Snowflake today in collaboration with Salesforce, BlackRock, dbt Labs, and RelationalAI launched an open source initiative that promises to make it simpler for semantic models to interoperate.
Josh Klahr, head of data warehousing for Snowflake, said the Open Semantic Interchange (OSI) initiative will make it simpler to both share semantic models across multiple applications and migrate to another application environment without losing previous investments made in building their semantic models.
Semantic models provide the conceptual framework that defines the meaning, relationships, and context of concepts within a specific business domain. That capability enables organizations to better understand the data they collect, facilitate more consistent analysis and enable integration across different systems. The overall goal is to eliminate the need to rebuild a semantic model for every application deployed, said Klahr.

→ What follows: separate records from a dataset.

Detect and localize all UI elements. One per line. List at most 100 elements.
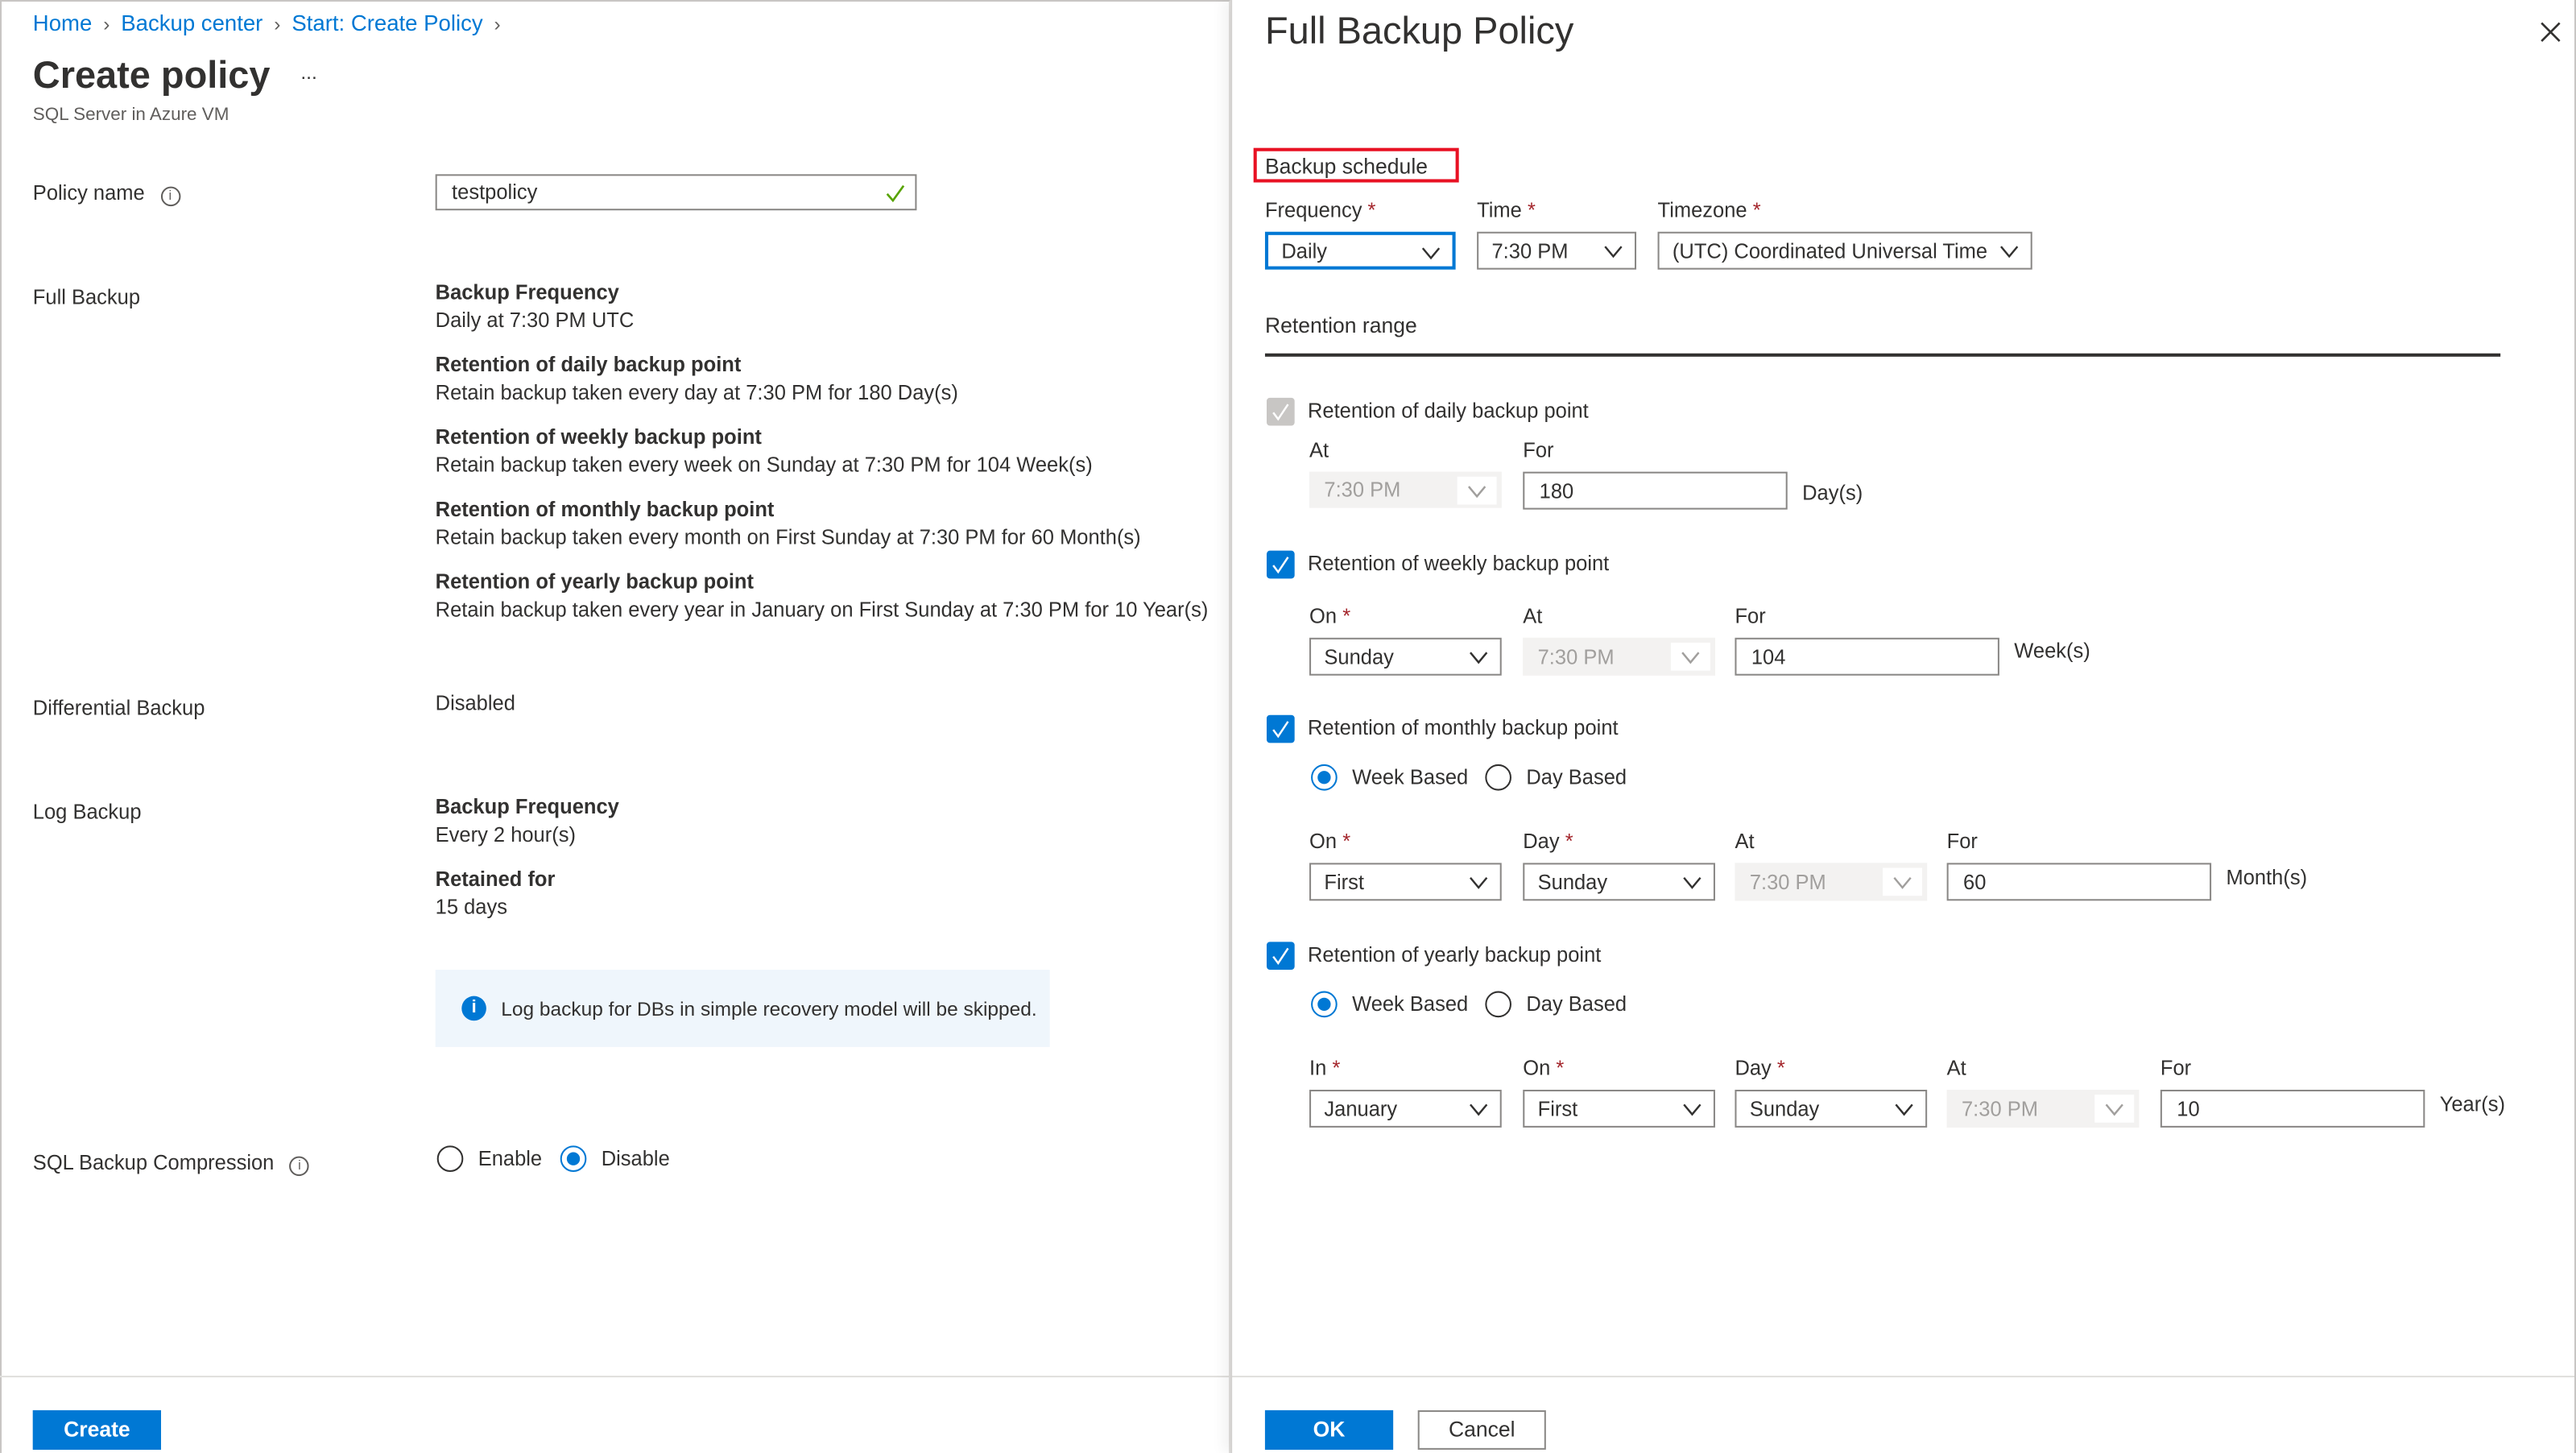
time-dropdown[interactable]: 7:30 PM <box>1477 231 1637 270</box>
full-backup-label: Full Backup <box>32 286 141 309</box>
compression-enable-label[interactable]: Enable <box>478 1147 543 1170</box>
highlight-box <box>1253 147 1459 183</box>
daily-for-input[interactable]: 180 <box>1523 471 1788 510</box>
required-mark: * <box>1752 198 1761 222</box>
monthly-day-based-label[interactable]: Day Based <box>1526 765 1627 789</box>
yearly-day-label: Day * <box>1735 1057 1784 1080</box>
chevron-box <box>1457 476 1497 505</box>
cancel-button[interactable]: Cancel <box>1417 1410 1546 1450</box>
retention-divider <box>1264 353 2501 357</box>
frequency-label: Frequency * <box>1265 199 1376 222</box>
compression-disable-radio[interactable] <box>560 1145 587 1173</box>
ok-button[interactable]: OK <box>1264 1410 1394 1450</box>
monthly-for-input[interactable]: 60 <box>1946 863 2212 901</box>
chevron-down-icon <box>1683 876 1701 889</box>
yearly-week-based-label[interactable]: Week Based <box>1352 992 1469 1016</box>
timezone-dropdown[interactable]: (UTC) Coordinated Universal Time <box>1657 231 2032 270</box>
info-icon[interactable]: i <box>289 1156 310 1177</box>
monthly-week-based-radio[interactable] <box>1311 764 1338 791</box>
monthly-day-value: Sunday <box>1537 870 1608 894</box>
weekly-for-input[interactable]: 104 <box>1735 637 1999 676</box>
monthly-at-dropdown: 7:30 PM <box>1735 863 1928 901</box>
info-icon[interactable]: i <box>160 186 180 207</box>
policy-name-input[interactable]: testpolicy <box>435 174 917 211</box>
weekly-at-label: At <box>1523 604 1543 628</box>
monthly-at-label: At <box>1735 830 1755 854</box>
summary-text: Retain backup taken every year in Januar… <box>435 598 1209 622</box>
yearly-retention-checkbox[interactable] <box>1266 942 1295 971</box>
weekly-on-label: On * <box>1309 605 1350 628</box>
yearly-day-based-radio[interactable] <box>1485 991 1511 1018</box>
monthly-retention-checkbox[interactable] <box>1266 714 1295 743</box>
yearly-in-label: In * <box>1309 1057 1340 1080</box>
timezone-value: (UTC) Coordinated Universal Time <box>1672 238 1988 263</box>
frequency-dropdown[interactable]: Daily <box>1264 231 1456 270</box>
policy-name-label: Policy name i <box>33 181 180 207</box>
daily-retention-checkbox[interactable] <box>1266 397 1295 426</box>
required-mark: * <box>1367 198 1376 222</box>
yearly-day-based-label[interactable]: Day Based <box>1526 992 1627 1016</box>
time-value: 7:30 PM <box>1491 238 1569 263</box>
checkmark-icon <box>886 184 905 203</box>
frequency-value: Daily <box>1281 238 1328 263</box>
log-backup-label: Log Backup <box>32 800 142 824</box>
monthly-on-dropdown[interactable]: First <box>1309 863 1502 901</box>
daily-retention-label: Retention of daily backup point <box>1307 399 1589 423</box>
monthly-day-based-radio[interactable] <box>1485 764 1511 791</box>
breadcrumb-backup-center[interactable]: Backup center <box>121 10 263 35</box>
yearly-on-value: First <box>1537 1097 1578 1120</box>
compression-disable-label[interactable]: Disable <box>601 1147 670 1170</box>
yearly-in-label-text: In <box>1309 1057 1327 1080</box>
yearly-at-label: At <box>1946 1057 1966 1080</box>
chevron-down-icon <box>1683 1103 1701 1116</box>
summary-text: Daily at 7:30 PM UTC <box>435 308 635 333</box>
yearly-day-dropdown[interactable]: Sunday <box>1735 1089 1928 1128</box>
retention-range-heading: Retention range <box>1264 313 1417 338</box>
monthly-week-based-label[interactable]: Week Based <box>1352 765 1469 789</box>
weekly-on-value: Sunday <box>1324 644 1394 669</box>
yearly-on-dropdown[interactable]: First <box>1523 1089 1715 1128</box>
yearly-for-value: 10 <box>2177 1097 2200 1120</box>
summary-text: 15 days <box>435 896 507 919</box>
weekly-unit: Week(s) <box>2014 639 2090 663</box>
monthly-on-label-text: On <box>1309 830 1338 854</box>
weekly-on-dropdown[interactable]: Sunday <box>1309 637 1502 676</box>
monthly-retention-label: Retention of monthly backup point <box>1307 716 1619 740</box>
yearly-unit: Year(s) <box>2439 1093 2505 1116</box>
chevron-down-icon <box>1467 486 1486 499</box>
breadcrumb-start-create-policy[interactable]: Start: Create Policy <box>292 10 483 35</box>
summary-heading: Retention of daily backup point <box>435 353 742 377</box>
yearly-at-dropdown: 7:30 PM <box>1946 1089 2140 1128</box>
weekly-retention-checkbox[interactable] <box>1266 550 1295 579</box>
create-button[interactable]: Create <box>32 1410 161 1450</box>
monthly-for-label: For <box>1946 830 1978 854</box>
log-backup-summary: Backup Frequency Every 2 hour(s) Retaine… <box>436 794 619 922</box>
policy-name-value: testpolicy <box>452 180 538 205</box>
chevron-down-icon <box>1895 1103 1913 1116</box>
checkmark-icon <box>1272 947 1289 965</box>
more-options-button[interactable]: ... <box>300 60 317 85</box>
full-backup-summary: Backup Frequency Daily at 7:30 PM UTC Re… <box>436 279 1209 625</box>
yearly-in-dropdown[interactable]: January <box>1309 1089 1502 1128</box>
monthly-on-value: First <box>1324 870 1365 894</box>
chevron-down-icon <box>1470 876 1488 889</box>
chevron-box <box>2094 1095 2135 1123</box>
weekly-retention-label: Retention of weekly backup point <box>1307 552 1610 576</box>
yearly-for-input[interactable]: 10 <box>2160 1089 2425 1128</box>
chevron-down-icon <box>2000 246 2019 259</box>
daily-for-label: For <box>1523 438 1554 462</box>
info-banner-text: Log backup for DBs in simple recovery mo… <box>501 996 1037 1020</box>
close-icon[interactable] <box>2540 22 2562 43</box>
checkmark-icon <box>1272 557 1289 574</box>
yearly-on-label: On * <box>1523 1057 1564 1080</box>
chevron-box <box>1670 642 1710 671</box>
monthly-day-dropdown[interactable]: Sunday <box>1523 863 1715 901</box>
yearly-at-value: 7:30 PM <box>1961 1097 2038 1120</box>
yearly-week-based-radio[interactable] <box>1311 991 1338 1018</box>
chevron-down-icon <box>1893 876 1912 889</box>
breadcrumb-home[interactable]: Home <box>32 10 93 35</box>
summary-text: Retain backup taken every day at 7:30 PM… <box>435 381 958 405</box>
daily-for-value: 180 <box>1539 478 1574 503</box>
page-title: Create policy <box>32 53 271 97</box>
compression-enable-radio[interactable] <box>436 1145 464 1173</box>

It’s not clear how many organizations have built semantic models but those that have are generally more agile than those that have not, noted Klahr. The challenge is that building and maintaining a semantic model takes time and effort and can also be difficult to integrate with third-party applications. The OSI initiative addresses that issue by providing a vendor-neutral semantic model specification that standardizes how semantic metadata is defined and shared.
That capability is going to be especially critical as organizations begin to deploy artificial intelligence (AI) agents that will be able to more easily interoperate if there is standard semantic model specification, noted Klahr. In effect, the rise of AI has elevated semantic model interoperability to the point where it is now a pressing issue, said Klahr.
In all, 17 providers of IT platforms are now pledging to support OSI and eventually governance of the project will be transferred to a consortium that will provide transparency into how the project is being governed, he added.
In the meantime, organizations that hope to operationalize AI agents at scale should be looking to define semantic models that align with the terminology used to describe business workflows in not just their own vertical industry sectors but also adjacent ones. An AI agent developed by a pharmaceutical company, for example, is eventually going to have to interoperate with an AI agent that has been trained to automate IT tasks. If semantic models are in place, the amount of time and effort required to automate workflows on an end-to-end basis will be considerably reduced. Hopefully, there might even come a day when AI agents themselves might be used to help build and maintain those semantic models.
Regardless of how semantic models are constructed, the important thing is to balance rigor and flexibility. Constantly changing the way workflows are described will defeat the purpose of building a semantic model in the first place. At the same time, organizations do need to be able to flexibly extend semantic models as additional processes are extended and added. The challenge, as always, is achieving that goal in a way that maintains a level of consistency that both humans and AI agents naturally crave.